It’s possible now to have a disc replacement in the cervical spine (neck). But the “kinks” aren’t fully worked out yet. One of those kinks is the problem of heterotopic ossification (HO) (extra bone formation).
With heterotopic ossification, there is additional bone formed outside the skeletal system. The extra bone usually forms in the surrounding soft tissues, especially the nearby muscles. It’s a problem because the artificial disc replacement (ADR) is designed to maintain joint motion. The heterotopic ossification reduces soft tissue mobility and causes increased stiffness.
But how often does this really happen? Is it enough to raise a red flag to suggest something should be done to prevent it?
According to the results of this study, it happens more often than expected. In a group of 170 patients treated in Korea, 40 per cent developed heterotopic ossification. And it was serious enough to reduce the life of the implant to an average of only 27 months (less than two and a half years).
The natural question to ask is: What causes this to happen? Can it be prevented? Are there certain patient factors that could be identified ahead of time signaling which patients might be at risk for the development of heterotopic ossification?
By collecting, examining, and analyzing data on this group of patients, the authors were able to provide some (but not all) answers to these questions. First of all, it’s important to recognize that they only studied three of the many different types of disc replacement currently available for the cervical spine (neck). Differences were determined using the Bryan disc, the Mobi-C, and the ProDisc-C.
These three were chosen because they are different in how they are made (material) and how they work (motion system).

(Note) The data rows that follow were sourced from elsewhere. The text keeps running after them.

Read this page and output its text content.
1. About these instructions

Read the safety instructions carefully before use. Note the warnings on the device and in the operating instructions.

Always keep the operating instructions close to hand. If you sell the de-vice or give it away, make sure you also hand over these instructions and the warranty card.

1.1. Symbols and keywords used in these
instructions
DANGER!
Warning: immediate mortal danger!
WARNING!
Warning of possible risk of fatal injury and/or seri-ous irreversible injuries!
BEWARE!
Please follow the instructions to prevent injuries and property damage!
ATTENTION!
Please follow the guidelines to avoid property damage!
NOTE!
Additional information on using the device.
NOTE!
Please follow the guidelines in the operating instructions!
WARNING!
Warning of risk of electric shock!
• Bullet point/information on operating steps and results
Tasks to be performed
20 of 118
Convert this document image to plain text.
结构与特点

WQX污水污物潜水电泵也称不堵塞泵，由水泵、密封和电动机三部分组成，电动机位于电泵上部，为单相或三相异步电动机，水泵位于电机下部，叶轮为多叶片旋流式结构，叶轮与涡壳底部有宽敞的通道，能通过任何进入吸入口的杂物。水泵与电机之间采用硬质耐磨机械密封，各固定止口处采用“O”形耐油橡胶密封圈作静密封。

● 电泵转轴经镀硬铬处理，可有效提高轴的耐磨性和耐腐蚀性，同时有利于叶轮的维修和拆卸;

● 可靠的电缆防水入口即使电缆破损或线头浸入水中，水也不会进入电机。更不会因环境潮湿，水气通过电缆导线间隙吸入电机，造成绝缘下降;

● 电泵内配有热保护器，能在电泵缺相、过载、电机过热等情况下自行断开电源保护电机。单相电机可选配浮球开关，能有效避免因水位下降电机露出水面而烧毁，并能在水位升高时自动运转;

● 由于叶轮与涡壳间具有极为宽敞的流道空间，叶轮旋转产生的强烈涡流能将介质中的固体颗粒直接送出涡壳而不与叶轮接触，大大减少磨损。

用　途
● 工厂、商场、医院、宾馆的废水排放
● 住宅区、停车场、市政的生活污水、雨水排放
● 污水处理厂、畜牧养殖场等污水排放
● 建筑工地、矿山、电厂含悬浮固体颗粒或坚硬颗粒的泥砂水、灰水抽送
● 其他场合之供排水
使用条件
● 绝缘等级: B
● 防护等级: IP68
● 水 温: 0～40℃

The Bryan disc is made of titanium and polyurethane. Polyurethane is a resilient, flexible, and durable manufactured material that can be stretched, smashed, or scratched, and remain fairly indestructible.
The Mobi-C implant is composed of titanium and polyethylene (plastic component). And the ProDisc is cobalt chrome and polyethylene. On a continuum of motion provided by each artificial disc, at one end, there’s the Bryan disc, which provides the most movement with the least constraint. At the other end, is the ProDisc device with the least motion. The Mobi-C falls somewhere in between.
X-rays were used to look for heterotopic ossification (HO) during the follow-up period after the joint implants were put into place. The length of time between surgery and the development of HO was also recorded.
Though this sounds like an easy task, there were some problems. For example, X-rays show bone formation in the front of the vertebra (anterior) much better than in the back (posterior). Sometimes it was difficult to tell the difference between bone spurs large enough and long enough to form a bridge and heterotopic ossification.
But the overall results showed there was more bone formation than expected and that the type of implant did make a difference. Occurrence rate was highest in the ProDisc-C group and lowest in the Bryan disc group. What made the difference? And what patient factors might account for no heterotopic formation in 60 per cent of the patients?
This study didn’t provide all of the answers to those questions. There’s plenty of room for future studies to explore both patient characteristics and implant factors that could account for the problem of bone formation.
For now, it looks like type of implant does make a significant difference in when heterotopic ossification develops. Implants that fit well up against the endplate seem to avoid the problem of bony overgrowth. The endplate is a circle of cartilage between the disc and the vertebral body.
As far as possible patient factors, the authors propose genetic traits might be at work. Specific patient characteristics (age, gender, lifestyle, body size, level of implant, diagnosis, type of surgery, and so on) were not compared.